How we meet uptime requirements and work from anywhere with Terraform

An introduction to Terraform and the benefits it provides our organization.

Nov. 10, 2021

Share with:

In a previous post we detailed how we use K3s to deploy our business server as a single node Kubernetes cluster. Beyond scalability, this approach has provided us with unparalleled reliability in terms of process management, with the node itself becoming the most likely point of failure. In this post we address deploying and maintaining that server from the point of view of a small software company that needs to meet stringent uptime goals. Our tool of choice for this task is Terraform, which has proven itself to be one of the most reliable pieces of software we use.

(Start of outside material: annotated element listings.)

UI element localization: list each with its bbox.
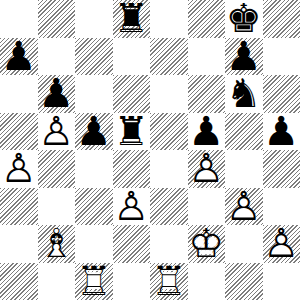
square-c1[interactable]: ♜♖ [75, 263, 113, 300]
white-pawn: ♙ [225, 188, 263, 226]
square-a4[interactable]: ♟♙ [0, 150, 38, 188]
square-d1[interactable] [113, 263, 151, 300]
square-c4[interactable] [75, 150, 113, 188]
square-h1[interactable] [263, 263, 301, 300]
square-c7[interactable] [75, 38, 113, 76]
square-h4[interactable] [263, 150, 301, 188]
chess-diagram: ♜♚♟♟♟♞♟♙♟♜♟♟♟♙♟♙♟♙♟♙♝♗♚♔♟♙♜♖♜♖ [0, 0, 300, 300]
square-d3[interactable]: ♟♙ [113, 188, 151, 226]
square-e2[interactable] [150, 225, 188, 263]
black-pawn: ♟ [0, 38, 38, 76]
square-d5[interactable]: ♜ [113, 113, 151, 151]
square-b6[interactable]: ♟ [38, 75, 76, 113]
white-rook: ♖ [150, 263, 188, 300]
square-g6[interactable]: ♞ [225, 75, 263, 113]
square-d4[interactable] [113, 150, 151, 188]
square-e6[interactable] [150, 75, 188, 113]
square-f1[interactable] [188, 263, 226, 300]
black-rook: ♜ [113, 0, 151, 38]
black-knight: ♞ [225, 75, 263, 113]
square-c2[interactable] [75, 225, 113, 263]
square-c5[interactable]: ♟ [75, 113, 113, 151]
black-pawn: ♟ [38, 75, 76, 113]
square-b5[interactable]: ♟♙ [38, 113, 76, 151]
square-h2[interactable]: ♟♙ [263, 225, 301, 263]
white-rook-fill: ♜ [150, 263, 188, 300]
square-a6[interactable] [0, 75, 38, 113]
square-e1[interactable]: ♜♖ [150, 263, 188, 300]
square-f5[interactable]: ♟ [188, 113, 226, 151]
black-king: ♚ [225, 0, 263, 38]
square-g3[interactable]: ♟♙ [225, 188, 263, 226]
square-e3[interactable] [150, 188, 188, 226]
square-e4[interactable] [150, 150, 188, 188]
white-pawn: ♙ [0, 150, 38, 188]
square-a8[interactable] [0, 0, 38, 38]
square-g7[interactable]: ♟ [225, 38, 263, 76]
white-rook-fill: ♜ [75, 263, 113, 300]
square-b2[interactable]: ♝♗ [38, 225, 76, 263]
square-h7[interactable] [263, 38, 301, 76]
white-king-fill: ♚ [188, 225, 226, 263]
square-f7[interactable] [188, 38, 226, 76]
white-king: ♔ [188, 225, 226, 263]
square-g2[interactable] [225, 225, 263, 263]
black-pawn: ♟ [75, 113, 113, 151]
white-pawn-fill: ♟ [38, 113, 76, 151]
white-pawn: ♙ [113, 188, 151, 226]
white-pawn: ♙ [188, 150, 226, 188]
square-d6[interactable] [113, 75, 151, 113]
square-f4[interactable]: ♟♙ [188, 150, 226, 188]
square-d2[interactable] [113, 225, 151, 263]
square-h8[interactable] [263, 0, 301, 38]
white-pawn: ♙ [38, 113, 76, 151]
white-pawn-fill: ♟ [0, 150, 38, 188]
square-f3[interactable] [188, 188, 226, 226]
square-g4[interactable] [225, 150, 263, 188]
black-pawn: ♟ [225, 38, 263, 76]
square-h5[interactable]: ♟ [263, 113, 301, 151]
square-f8[interactable] [188, 0, 226, 38]
square-b8[interactable] [38, 0, 76, 38]
square-c8[interactable] [75, 0, 113, 38]
black-pawn: ♟ [188, 113, 226, 151]
square-g8[interactable]: ♚ [225, 0, 263, 38]
square-c3[interactable] [75, 188, 113, 226]
square-a2[interactable] [0, 225, 38, 263]
white-pawn-fill: ♟ [225, 188, 263, 226]
square-h6[interactable] [263, 75, 301, 113]
square-g1[interactable] [225, 263, 263, 300]
square-a1[interactable] [0, 263, 38, 300]
square-b4[interactable] [38, 150, 76, 188]
square-a5[interactable] [0, 113, 38, 151]
white-rook: ♖ [75, 263, 113, 300]
square-e8[interactable] [150, 0, 188, 38]
white-bishop-fill: ♝ [38, 225, 76, 263]
white-pawn-fill: ♟ [113, 188, 151, 226]
white-pawn-fill: ♟ [188, 150, 226, 188]
square-c6[interactable] [75, 75, 113, 113]
square-e5[interactable] [150, 113, 188, 151]
square-f2[interactable]: ♚♔ [188, 225, 226, 263]
square-d8[interactable]: ♜ [113, 0, 151, 38]
square-b1[interactable] [38, 263, 76, 300]
square-d7[interactable] [113, 38, 151, 76]
square-a3[interactable] [0, 188, 38, 226]
square-b3[interactable] [38, 188, 76, 226]
black-rook: ♜ [113, 113, 151, 151]
square-h3[interactable] [263, 188, 301, 226]
square-f6[interactable] [188, 75, 226, 113]
white-pawn-fill: ♟ [263, 225, 301, 263]
white-bishop: ♗ [38, 225, 76, 263]
square-b7[interactable] [38, 38, 76, 76]
chess-board: ♜♚♟♟♟♞♟♙♟♜♟♟♟♙♟♙♟♙♟♙♝♗♚♔♟♙♜♖♜♖ [0, 0, 300, 300]
square-e7[interactable] [150, 38, 188, 76]
square-g5[interactable] [225, 113, 263, 151]
black-pawn: ♟ [263, 113, 301, 151]
square-a7[interactable]: ♟ [0, 38, 38, 76]
white-pawn: ♙ [263, 225, 301, 263]
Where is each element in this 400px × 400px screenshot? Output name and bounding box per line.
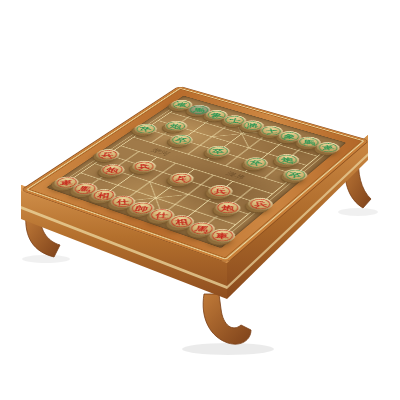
piece-red-chariot[interactable]: 車 [205,226,240,244]
ground-shadow-center [182,343,274,355]
piece-character: 車 [209,229,235,243]
piece-character: 炮 [215,201,240,214]
piece-character: 炮 [98,163,126,176]
piece-character: 卒 [168,134,194,146]
piece-green-soldier[interactable]: 卒 [241,155,273,170]
table-leg-center [203,294,251,344]
piece-red-soldier[interactable]: 兵 [165,171,197,187]
piece-red-cannon[interactable]: 炮 [96,162,128,178]
ground-shadow-left [22,255,70,263]
piece-character: 兵 [95,149,120,160]
piece-green-soldier[interactable]: 卒 [203,144,234,159]
piece-red-soldier[interactable]: 兵 [204,183,237,200]
piece-character: 炮 [163,120,189,132]
piece-character: 卒 [282,168,308,181]
piece-character: 兵 [247,197,275,211]
piece-character: 卒 [134,123,158,134]
piece-character: 卒 [243,157,269,169]
ground-shadow-right [338,208,378,216]
piece-green-cannon[interactable]: 炮 [160,119,190,133]
piece-green-soldier[interactable]: 卒 [166,133,197,147]
piece-character: 兵 [208,185,233,198]
piece-red-soldier[interactable]: 兵 [128,159,160,175]
piece-green-soldier[interactable]: 卒 [131,122,162,136]
piece-character: 兵 [132,160,157,172]
piece-red-soldier[interactable]: 兵 [244,196,277,213]
piece-character: 卒 [207,145,231,156]
piece-character: 兵 [168,172,196,186]
piece-red-cannon[interactable]: 炮 [211,199,244,216]
piece-red-soldier[interactable]: 兵 [92,147,124,162]
piece-green-cannon[interactable]: 炮 [271,152,302,167]
piece-character: 炮 [276,154,299,166]
xiangqi-table-scene: 楚河 漢界 車馬象士將士象馬車炮炮卒卒卒卒卒兵兵兵兵兵炮炮車馬相仕帥仕相馬車 [0,0,400,400]
piece-character: 車 [315,142,342,154]
piece-green-soldier[interactable]: 卒 [280,167,312,183]
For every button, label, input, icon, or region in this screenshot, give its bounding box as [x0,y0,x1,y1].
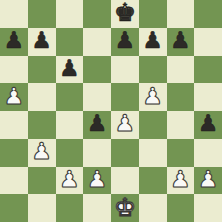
square-b8[interactable] [28,0,56,28]
square-e3[interactable] [111,139,139,167]
black-pawn[interactable]: ♟ [59,57,80,80]
square-d6[interactable] [83,56,111,84]
square-a2[interactable] [0,167,28,195]
square-b2[interactable] [28,167,56,195]
square-f8[interactable] [139,0,167,28]
square-b4[interactable] [28,111,56,139]
square-d5[interactable] [83,83,111,111]
black-pawn[interactable]: ♟ [31,29,52,52]
black-pawn[interactable]: ♟ [115,29,136,52]
square-f1[interactable] [139,194,167,222]
square-e8[interactable]: ♚ [111,0,139,28]
square-c5[interactable] [56,83,84,111]
square-b5[interactable] [28,83,56,111]
square-d4[interactable]: ♟ [83,111,111,139]
square-c2[interactable]: ♟ [56,167,84,195]
black-pawn[interactable]: ♟ [87,112,108,135]
square-c6[interactable]: ♟ [56,56,84,84]
square-g3[interactable] [167,139,195,167]
white-pawn[interactable]: ♟ [59,168,80,191]
square-d2[interactable]: ♟ [83,167,111,195]
square-f2[interactable] [139,167,167,195]
square-g4[interactable] [167,111,195,139]
square-f5[interactable]: ♟ [139,83,167,111]
chess-board: ♚♟♟♟♟♟♟♟♟♟♟♟♟♟♟♟♟♚ [0,0,222,222]
white-pawn[interactable]: ♟ [142,85,163,108]
white-pawn[interactable]: ♟ [198,168,219,191]
square-h4[interactable]: ♟ [194,111,222,139]
square-h8[interactable] [194,0,222,28]
black-pawn[interactable]: ♟ [198,112,219,135]
square-a7[interactable]: ♟ [0,28,28,56]
white-pawn[interactable]: ♟ [87,168,108,191]
square-b3[interactable]: ♟ [28,139,56,167]
square-a4[interactable] [0,111,28,139]
white-pawn[interactable]: ♟ [170,168,191,191]
square-b7[interactable]: ♟ [28,28,56,56]
square-g6[interactable] [167,56,195,84]
black-pawn[interactable]: ♟ [4,29,25,52]
square-g1[interactable] [167,194,195,222]
square-d7[interactable] [83,28,111,56]
square-h6[interactable] [194,56,222,84]
square-a6[interactable] [0,56,28,84]
square-g8[interactable] [167,0,195,28]
white-pawn[interactable]: ♟ [115,112,136,135]
square-e5[interactable] [111,83,139,111]
square-f7[interactable]: ♟ [139,28,167,56]
square-a8[interactable] [0,0,28,28]
square-e4[interactable]: ♟ [111,111,139,139]
square-a3[interactable] [0,139,28,167]
square-c7[interactable] [56,28,84,56]
black-pawn[interactable]: ♟ [142,29,163,52]
square-d1[interactable] [83,194,111,222]
square-e1[interactable]: ♚ [111,194,139,222]
square-b6[interactable] [28,56,56,84]
square-f3[interactable] [139,139,167,167]
square-g2[interactable]: ♟ [167,167,195,195]
square-a1[interactable] [0,194,28,222]
square-e2[interactable] [111,167,139,195]
square-e7[interactable]: ♟ [111,28,139,56]
square-d8[interactable] [83,0,111,28]
square-c1[interactable] [56,194,84,222]
square-h1[interactable] [194,194,222,222]
black-pawn[interactable]: ♟ [170,29,191,52]
square-f4[interactable] [139,111,167,139]
white-pawn[interactable]: ♟ [4,85,25,108]
square-g5[interactable] [167,83,195,111]
square-c8[interactable] [56,0,84,28]
square-c4[interactable] [56,111,84,139]
square-f6[interactable] [139,56,167,84]
square-b1[interactable] [28,194,56,222]
square-c3[interactable] [56,139,84,167]
square-h2[interactable]: ♟ [194,167,222,195]
square-h3[interactable] [194,139,222,167]
white-pawn[interactable]: ♟ [31,140,52,163]
square-d3[interactable] [83,139,111,167]
square-h7[interactable] [194,28,222,56]
square-e6[interactable] [111,56,139,84]
square-h5[interactable] [194,83,222,111]
square-g7[interactable]: ♟ [167,28,195,56]
black-king[interactable]: ♚ [114,0,136,25]
white-king[interactable]: ♚ [114,195,136,220]
square-a5[interactable]: ♟ [0,83,28,111]
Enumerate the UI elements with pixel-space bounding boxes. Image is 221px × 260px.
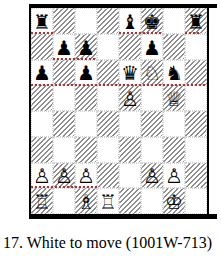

For those unaware, Terraform is a cloud infrastructure provisioning software that fully automates the resource creation/destruction process. A standard deployment entails formally defining all cloud resources in one or several files and then running terraform apply to have the current state of the resources brought into conformity with the files. Terraform has the advantage of having a powerful dependency resolution engine, enabling it to successfully create and modify large deployments in an intelligent fashion, only creating or destroying what is necessary, and in the correct order. 

In practice, Terraform is an extremely reliable tool that executes even large changes to our deployment very quickly, usually completing all operations within a few minutes. This enables us to offer 99.99% uptime in a given year with a solid 99.9% guarantee to all clients. Doing things manually, or with scripts or playbooks, would present great difficulties in meeting those guarantees. 

Additionally, Terraform offers a remote state functionality, allowing the full state of the deployment to be kept in a centrally accessible location, such as an S3 bucket. Coupled with the practice of placing all deployment files in version control, this allows any team member to make changes and redeploy from anywhere, with all other team members being able to instantly sync with them. Beyond enabling remote operations, this way of working also widens the number of team members who can play a productive role in redeploying things, should problems arise. In a genuine emergency, even a relatively nontechnical team member should be able to run terraform destroy followed by terraform apply to redeploy the entire stack, maybe changing the availability zone if needed.

Finally, because Terraform is open source and backed by a large community of users, we know we can offer this extremely reliable tool to our clients for no cost. This allows us to provide them with the same reliability and uptime guarantees that much larger organizations enjoy, at a fraction of the price.